# Wing Chun in Queens?



## eyecbatty (Jul 1, 2008)

I heard this is a good system for close combat..

Im about to be in a Law Enforcement Career and looking for some schools or teachers in Queens New York..

thanks for the help


----------



## mook jong man (Jul 1, 2008)

I'm sorry i don't know much about wing chun in America i am in Australia but i can give you some advice on what to look for. A good quality wing chun school should follow this. 
The basic principles of wing chun are SIMPLICITY , DIRECTNESS , ECONOMY OF MOVEMENT , MINIMUM USE OF BRUTE STRENGTH and PRACTICALITY if what they are teaching there does not fit that criteria then it might be wise to go some where else.


----------



## chisauking (Jul 1, 2008)

MJM sez: The basic principles of wing chun are SIMPLICITY , DIRECTNESS , ECONOMY OF MOVEMENT , MINIMUM USE OF BRUTE STRENGTH and PRACTICALITY if what they are teaching there does not fit that criteria then it might be wise to go some where else.
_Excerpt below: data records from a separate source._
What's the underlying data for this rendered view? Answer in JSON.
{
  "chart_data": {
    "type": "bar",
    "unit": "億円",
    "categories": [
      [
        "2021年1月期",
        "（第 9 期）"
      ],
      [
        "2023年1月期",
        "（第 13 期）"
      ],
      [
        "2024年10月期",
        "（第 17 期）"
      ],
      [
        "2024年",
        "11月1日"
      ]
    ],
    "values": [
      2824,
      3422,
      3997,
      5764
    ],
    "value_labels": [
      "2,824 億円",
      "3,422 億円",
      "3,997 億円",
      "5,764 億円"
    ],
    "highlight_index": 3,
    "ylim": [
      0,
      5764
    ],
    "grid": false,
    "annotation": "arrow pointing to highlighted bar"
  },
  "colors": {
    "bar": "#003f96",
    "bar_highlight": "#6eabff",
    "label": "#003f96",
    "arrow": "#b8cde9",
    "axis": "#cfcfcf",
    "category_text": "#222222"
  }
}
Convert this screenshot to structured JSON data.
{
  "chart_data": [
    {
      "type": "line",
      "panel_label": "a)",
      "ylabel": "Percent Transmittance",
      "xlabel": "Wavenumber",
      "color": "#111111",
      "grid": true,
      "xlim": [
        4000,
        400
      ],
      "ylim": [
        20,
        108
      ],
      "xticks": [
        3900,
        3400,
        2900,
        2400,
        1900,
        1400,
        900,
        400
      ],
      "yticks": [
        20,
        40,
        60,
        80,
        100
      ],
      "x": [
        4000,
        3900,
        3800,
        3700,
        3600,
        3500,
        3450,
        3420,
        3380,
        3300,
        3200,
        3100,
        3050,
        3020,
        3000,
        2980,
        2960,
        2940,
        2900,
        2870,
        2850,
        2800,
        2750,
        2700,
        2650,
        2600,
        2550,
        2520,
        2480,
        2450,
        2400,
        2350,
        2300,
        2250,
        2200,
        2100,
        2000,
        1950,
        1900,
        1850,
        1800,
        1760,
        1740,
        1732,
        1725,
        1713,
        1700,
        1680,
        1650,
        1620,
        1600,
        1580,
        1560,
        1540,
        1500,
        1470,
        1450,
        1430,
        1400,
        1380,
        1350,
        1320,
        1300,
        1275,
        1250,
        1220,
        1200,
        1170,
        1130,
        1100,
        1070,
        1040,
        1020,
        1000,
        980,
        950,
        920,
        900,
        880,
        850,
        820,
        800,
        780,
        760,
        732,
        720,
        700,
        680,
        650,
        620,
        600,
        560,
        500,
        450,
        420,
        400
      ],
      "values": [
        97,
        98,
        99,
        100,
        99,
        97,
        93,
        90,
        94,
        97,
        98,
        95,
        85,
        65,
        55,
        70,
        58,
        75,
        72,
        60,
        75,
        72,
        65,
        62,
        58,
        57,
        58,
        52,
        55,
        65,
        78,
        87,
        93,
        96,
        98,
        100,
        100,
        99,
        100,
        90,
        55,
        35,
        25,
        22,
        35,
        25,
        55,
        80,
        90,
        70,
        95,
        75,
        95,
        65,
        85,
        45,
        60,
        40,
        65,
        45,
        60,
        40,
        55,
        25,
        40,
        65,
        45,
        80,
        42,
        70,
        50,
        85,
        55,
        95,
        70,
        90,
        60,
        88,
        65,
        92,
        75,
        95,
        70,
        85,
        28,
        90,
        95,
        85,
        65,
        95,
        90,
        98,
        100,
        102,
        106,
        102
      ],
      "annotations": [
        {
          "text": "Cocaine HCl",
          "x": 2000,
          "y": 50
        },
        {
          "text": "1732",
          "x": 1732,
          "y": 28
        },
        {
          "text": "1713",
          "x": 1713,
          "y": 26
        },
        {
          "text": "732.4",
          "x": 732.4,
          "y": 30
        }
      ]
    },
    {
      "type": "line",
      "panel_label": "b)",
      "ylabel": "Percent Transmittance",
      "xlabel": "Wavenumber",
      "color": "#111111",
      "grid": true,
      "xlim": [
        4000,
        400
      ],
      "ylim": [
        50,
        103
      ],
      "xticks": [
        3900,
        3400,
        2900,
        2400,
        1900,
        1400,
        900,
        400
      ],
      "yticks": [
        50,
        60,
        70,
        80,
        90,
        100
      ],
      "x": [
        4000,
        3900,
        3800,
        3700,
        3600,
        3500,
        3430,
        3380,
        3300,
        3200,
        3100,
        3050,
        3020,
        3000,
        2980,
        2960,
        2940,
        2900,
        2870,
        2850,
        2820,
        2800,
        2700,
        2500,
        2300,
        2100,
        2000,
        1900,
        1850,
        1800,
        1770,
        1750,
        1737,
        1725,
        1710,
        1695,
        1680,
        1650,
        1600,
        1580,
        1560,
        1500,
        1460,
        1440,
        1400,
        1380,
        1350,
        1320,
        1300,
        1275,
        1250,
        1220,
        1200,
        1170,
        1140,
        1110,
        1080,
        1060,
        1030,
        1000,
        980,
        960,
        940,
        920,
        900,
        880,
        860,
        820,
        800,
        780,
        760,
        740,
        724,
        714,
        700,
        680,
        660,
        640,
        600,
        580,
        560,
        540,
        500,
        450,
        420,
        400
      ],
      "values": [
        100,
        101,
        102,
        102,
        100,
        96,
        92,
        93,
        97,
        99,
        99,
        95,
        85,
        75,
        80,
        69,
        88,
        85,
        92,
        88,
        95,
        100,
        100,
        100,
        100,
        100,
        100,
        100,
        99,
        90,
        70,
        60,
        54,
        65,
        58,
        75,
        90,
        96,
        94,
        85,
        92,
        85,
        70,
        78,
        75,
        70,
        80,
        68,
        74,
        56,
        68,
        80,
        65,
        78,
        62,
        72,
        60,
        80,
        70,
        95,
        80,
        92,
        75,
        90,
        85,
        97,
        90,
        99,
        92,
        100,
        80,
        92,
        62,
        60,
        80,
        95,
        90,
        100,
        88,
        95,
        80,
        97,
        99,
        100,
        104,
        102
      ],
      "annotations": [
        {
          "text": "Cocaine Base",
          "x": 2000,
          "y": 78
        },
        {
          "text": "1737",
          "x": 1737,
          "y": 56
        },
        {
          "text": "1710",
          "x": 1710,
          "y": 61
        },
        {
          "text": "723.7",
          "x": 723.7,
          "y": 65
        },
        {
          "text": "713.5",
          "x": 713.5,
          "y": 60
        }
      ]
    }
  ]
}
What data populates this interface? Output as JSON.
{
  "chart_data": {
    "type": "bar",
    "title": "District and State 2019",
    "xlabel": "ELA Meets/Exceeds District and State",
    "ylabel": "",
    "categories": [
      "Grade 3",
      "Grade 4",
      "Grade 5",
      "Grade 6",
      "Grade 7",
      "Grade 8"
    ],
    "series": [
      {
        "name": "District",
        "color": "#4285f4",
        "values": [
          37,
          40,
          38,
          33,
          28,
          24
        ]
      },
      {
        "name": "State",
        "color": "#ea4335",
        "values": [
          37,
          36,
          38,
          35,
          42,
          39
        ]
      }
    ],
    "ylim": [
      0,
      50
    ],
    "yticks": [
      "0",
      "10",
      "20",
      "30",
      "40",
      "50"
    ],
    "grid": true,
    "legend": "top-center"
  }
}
All the clubs follow this mantra........Trouble is, finding a place that can actually apply this in realtime.

Another problem is the difference in defining the words. For example, some schools tack everything under the sun onto their wing chun in order to cover every possible permutations of scenerios. How, then, can this be described as SIMPLE?

As far as schools in Queens, I think sifu Allen Lee teaches in the surrounding area.


----------



## eyecbatty (Jul 16, 2008)

Yea Allen Lee has his school in the bronx..im looking for a real good school in queens


----------



## brocklee (Jul 17, 2008)

Well there's Grados WC in queens on saturdays at 9am.  He should be pretty good cause his sifu was my sifu's sifu lol  As silly as that sounds.  I don't have personal experience with his instruction but looking at his website he takes pride in it.


----------



## dungeonworks (Jul 17, 2008)

brocklee said:


> Well there's Grados WC in queens on saturdays at 9am.  He should be pretty good cause his sifu was my sifu's sifu lol  As silly as that sounds.  I don't have personal experience with his instruction but looking at his website he takes pride in it.



Sifu Grados has some stuff on YouTube.com that looks pretty good.  If were in your location and in the same situation I would see it as a place to visit based solely on his YouTube stuff.  I know nothing else of him.

Good luck!


----------



## geezer (Jul 17, 2008)

brocklee said:


> Well there's Grados WC in queens on saturdays at 9am.  He should be pretty good cause his sifu was my sifu's sifu lol  As silly as that sounds.  I don't have personal experience with his instruction but looking at his website he takes pride in it.



I believe he's also featured in the current issue of _Inside Kung Fu_ as well. Brocklee, I thought you were training with Dr.  Joy Chaudhuri from the Augustine Fong-Ho Kam Ming lineage?


----------



## Brad Dunne (Jul 17, 2008)

http://ildokwan.homestead.com/main1.html

It's not Wing Chun, but they have some students that are in Corrections and Law Enforcement. Just thought I'd offer it as a secondary sorce of information.


----------



## brocklee (Jul 18, 2008)

geezer said:


> I believe he's also featured in the current issue of _Inside Kung Fu_ as well. Brocklee, I thought you were training with Dr.  Joy Chaudhuri from the Augustine Fong-Ho Kam Ming lineage?



That's right.  I was attempting to be funny but it back fired.  I left out one sifu in that comment.  It should have been my sifu's sifu's sifu lol


----------